Total and Google Cloud have signed an agreement to jointly develop artificial intelligence (AI) solutions, aimed at subsurface data analysis, for oil and gas exploration and production.
The agreement focuses on the development of AI programmes that will make it possible to interpret subsurface images, notably from seismic studies (using computer vision technology) and automate the analysis of technical documents (using natural language processing technology). These programmes will allow Total’s geologists, geophysicists, reservoir and geo-information engineers to explore and assess oil and gas fields faster and more effectively.
Under this partnership, Total geoscientists will work side-by-side with Google Cloud’s machine learning experts within the same project team based in Google Cloud’s Advanced Solutions Lab in California.
“Total is convinced that applying artificial intelligence in the oil and gas industry is a promising avenue to be explored for optimising our performance, particularly in subsurface data interpretation. We are excited to work with Google Cloud towards this goal. This builds on the strategy being developed at Total, where AI is already used, for example, in predictive maintenance at facilities,” said Marie-Noëlle Semeria, Senior Vice President, Group CTO at Total.

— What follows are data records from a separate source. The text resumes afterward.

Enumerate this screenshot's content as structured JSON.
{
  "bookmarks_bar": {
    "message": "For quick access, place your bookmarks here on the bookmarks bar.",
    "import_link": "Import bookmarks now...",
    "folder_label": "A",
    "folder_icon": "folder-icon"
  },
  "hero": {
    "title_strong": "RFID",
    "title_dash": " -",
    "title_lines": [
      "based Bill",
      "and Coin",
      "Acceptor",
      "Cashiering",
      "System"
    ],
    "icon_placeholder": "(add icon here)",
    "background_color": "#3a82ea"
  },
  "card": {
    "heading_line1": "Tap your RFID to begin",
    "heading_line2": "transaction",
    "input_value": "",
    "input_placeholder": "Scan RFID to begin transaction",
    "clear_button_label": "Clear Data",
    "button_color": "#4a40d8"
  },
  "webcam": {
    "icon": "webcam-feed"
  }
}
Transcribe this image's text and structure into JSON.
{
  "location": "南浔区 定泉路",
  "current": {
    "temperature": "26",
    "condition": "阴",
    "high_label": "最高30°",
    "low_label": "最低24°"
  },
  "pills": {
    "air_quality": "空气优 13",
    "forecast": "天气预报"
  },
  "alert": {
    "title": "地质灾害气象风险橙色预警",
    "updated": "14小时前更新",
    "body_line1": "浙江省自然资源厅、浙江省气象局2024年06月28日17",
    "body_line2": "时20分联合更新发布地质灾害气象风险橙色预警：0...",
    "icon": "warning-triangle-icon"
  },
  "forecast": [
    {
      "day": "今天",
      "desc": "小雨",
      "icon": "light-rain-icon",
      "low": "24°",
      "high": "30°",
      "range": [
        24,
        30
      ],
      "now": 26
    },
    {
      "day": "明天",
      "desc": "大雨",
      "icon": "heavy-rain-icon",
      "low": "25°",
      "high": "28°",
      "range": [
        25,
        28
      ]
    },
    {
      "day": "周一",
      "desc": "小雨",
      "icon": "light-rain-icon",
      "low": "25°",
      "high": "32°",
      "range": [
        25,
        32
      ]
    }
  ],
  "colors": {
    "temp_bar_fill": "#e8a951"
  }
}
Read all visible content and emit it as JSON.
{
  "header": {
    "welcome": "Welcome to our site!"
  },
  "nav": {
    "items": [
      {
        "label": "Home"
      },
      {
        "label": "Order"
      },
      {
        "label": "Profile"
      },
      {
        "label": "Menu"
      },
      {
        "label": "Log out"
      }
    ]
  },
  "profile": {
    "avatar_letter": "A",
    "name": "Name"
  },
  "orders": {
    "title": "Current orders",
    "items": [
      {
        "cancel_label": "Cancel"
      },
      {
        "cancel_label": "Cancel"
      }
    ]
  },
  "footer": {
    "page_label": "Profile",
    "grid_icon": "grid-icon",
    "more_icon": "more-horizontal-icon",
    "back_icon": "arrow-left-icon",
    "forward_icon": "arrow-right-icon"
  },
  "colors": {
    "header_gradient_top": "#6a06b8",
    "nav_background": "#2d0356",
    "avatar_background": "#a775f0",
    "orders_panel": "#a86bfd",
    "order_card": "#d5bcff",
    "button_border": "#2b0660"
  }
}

“We believe that the combination of Total’s geoscience expertise and Google’s artificial intelligence skills will ensure the project’s success. Our ambition is to give our geoscience engineers an AI personal assistant in the next few years that will free them up to focus on high value-added tasks.” said Kevin McLachlan, Senior Vice President Exploration for Exploration & Production at Total.
“We are thrilled to welcome Total in our Advanced Solutions Labs for the development of AI solutions,” said Paul-Henri Ferrand, president of Global Customer Operations, Google Cloud.
“We are keen to engage our best AI engineers to work with Total’s geosciences’ experts.”
Total started applying artificial intelligence to characterise oil and gas fields using machine learning algorithms in the 1990s.